If you’ve come to New Zealand, looking for rocks, then look no further. Castle Hill bouldering is a premiere climbing destination. Or at least it should be, with thousands of problems within a ten minute walk of the parking lot (or car park, as the kiwis call ’em).
We spent two and a half days romping around Spittle Hill and Quantum Hill. We’ve got all the beta for bouldering Castle Hill.
When to climb at Castle Hill
Winter has the best temps, but it may be cold and there may be snow.
You can never go wrong with spring or fall.
Summer, the high season in New Zealand, is less than ideal. Polished limestone in the hot, beating sun means everything is glassy. There’s no friction. There’s relatively no shade.
Where to rent crash pads for Castle Hill
If you’re not coming to New Zealand specifically to boulder, chances are you didn’t lug your crash pad with you internationally. Fear not, you can rent crash pads from Smylies on your way into Castle Hill from Christchurch.
Their pads are all by Edelrid. The largest is the Edelrid Crux pad. They also have a handful of smaller pads. Crux pad rentals start at $18 NZD per day and gets cheaper the more days you rent.
Forgot your shoes? Smylies rents shoes too, starting at $10 per day.
Smylies also rents the Castle Hill bouldering book for $10 NZD per day. The guide is $60 NZD. It’s not an amazing guide, and not really worth keeping. Smylies will buy it back from you if it has minimal wear and tear.
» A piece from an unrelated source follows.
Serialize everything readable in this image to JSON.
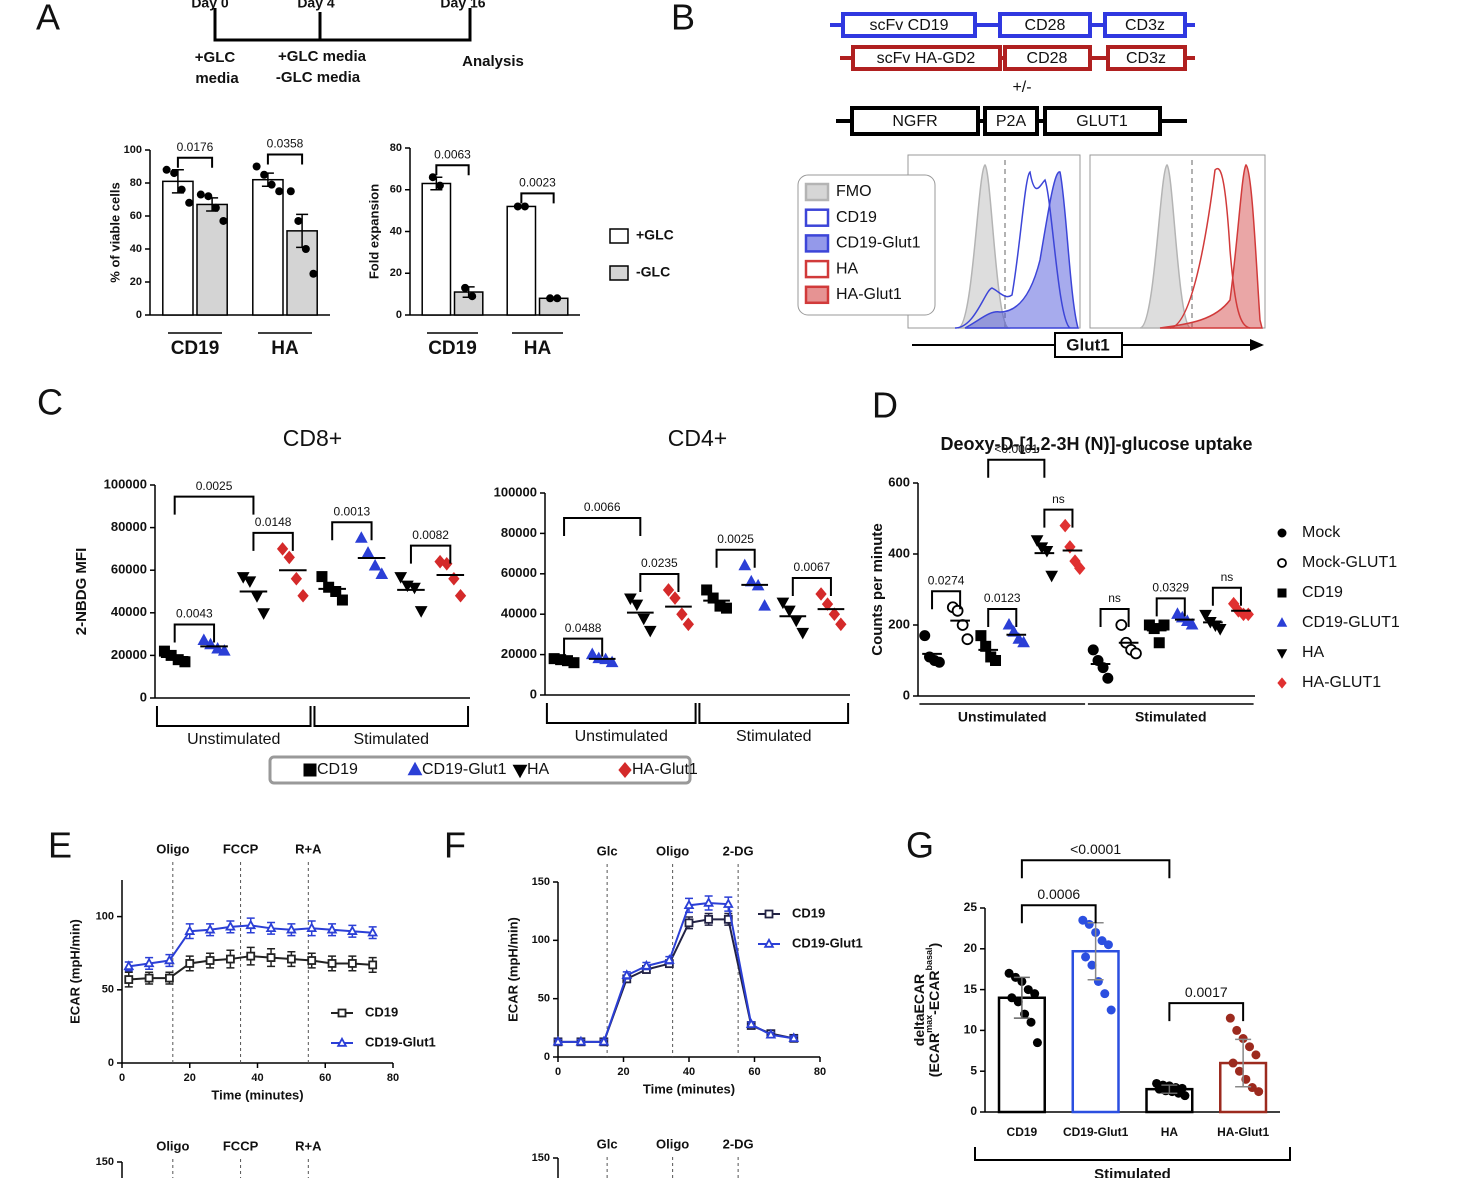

The front desk is not always staffed, so time your pick up carefully. There is always someone available between 8-10AM and 5-9PM.
Bivouac Outdoor in Christchurch may also rent crash pads.
What to bring to Castle Hill
Aside from the obvious climbing gear, here’s a list of things that might come in handy for your time at the boulders:
- Water! Bring lots of it! There’s no potable water and there’s no shade. It can get hot, hot hot.
- Sunscreen! Keep your skin youthful and cancer-free. The sun here is fierce.
- Comfy shoes. Leave your approach shoes behind and grab your sandals. The approaches are all super mellow.
- Mantle skills. You better be good at mantling, or learn how to quick. These topouts are no joke.
Where to stay near Castle Hill
The closest spot to stay is at Porters Lodge. It’s approximately a 15 minute drive to the Castle Hill car park and has unlimited WiFi (unlike Forest Lodge). Lights out is at 10pm, though, when the generator turns off. Three styles of room and board are available: private room, shared, or camping.
We stayed during February. We booked a private room, but in hindsight, should have booked a shared room. There was literally nobody at the lodge.
If you have a camper van or are sleeping out of your car, there are four sites available, with hookups. This is the most cost-effective option, and you’ll have full access to the lodge, minus beds, of course.
Porters Lodge also has a small restaurant on-site. If you’re too lazy to cook, or if you didn’t bring any cookware, this is a good option to stay fueled.
The busy season for Porters Lodge is winter, since the ski area is right there. Weekends tend to be fairly packed with Christchurch weekend warriors and tourists as well. Mid-week in the summer, we had almost the entire place to ourselves.
Which climbs are the easiest at Castle Hill?
Climbing at Castle Hill is hard. Grades are sandbagged. The rock is polished and glassy. Expect to get shut down.
We made the most of our trip by climbing everything obscure, which meant it still had texture.
Some of our favorite (by favorite, I mean, places we could actually climb stuff) spots were…
- Connect Four at Spittle Hill (Map 11)
- Beautiful Edges (classic & polished) and Stand Start at Spittle Hill (Map 3). There’s also some really obscure and cool warmups near here, on Map 1, too.
- Curvature at Quantum Field (Map 30). Map 30 also had some fun V0-1 warmups.
- Hobie at Quantum Field (Map 1)
Castle Hill Basin is an awesome resource for identifying boulders. It’s best to cross-reference with the guidebook though, since it’s definitely not comprehensive. The Crag is another resource and follows the book more closely, though most of the areas are not mapped. If you want to pick up the book before you go, knock yourself out.
Despite being terrible and hard climbing–I hate slopers, compression, and mantles–I would go back to Castle Hill in a heartbeat. Castle Hill bouldering is so beautiful and picturesque, who cares if you get shut down?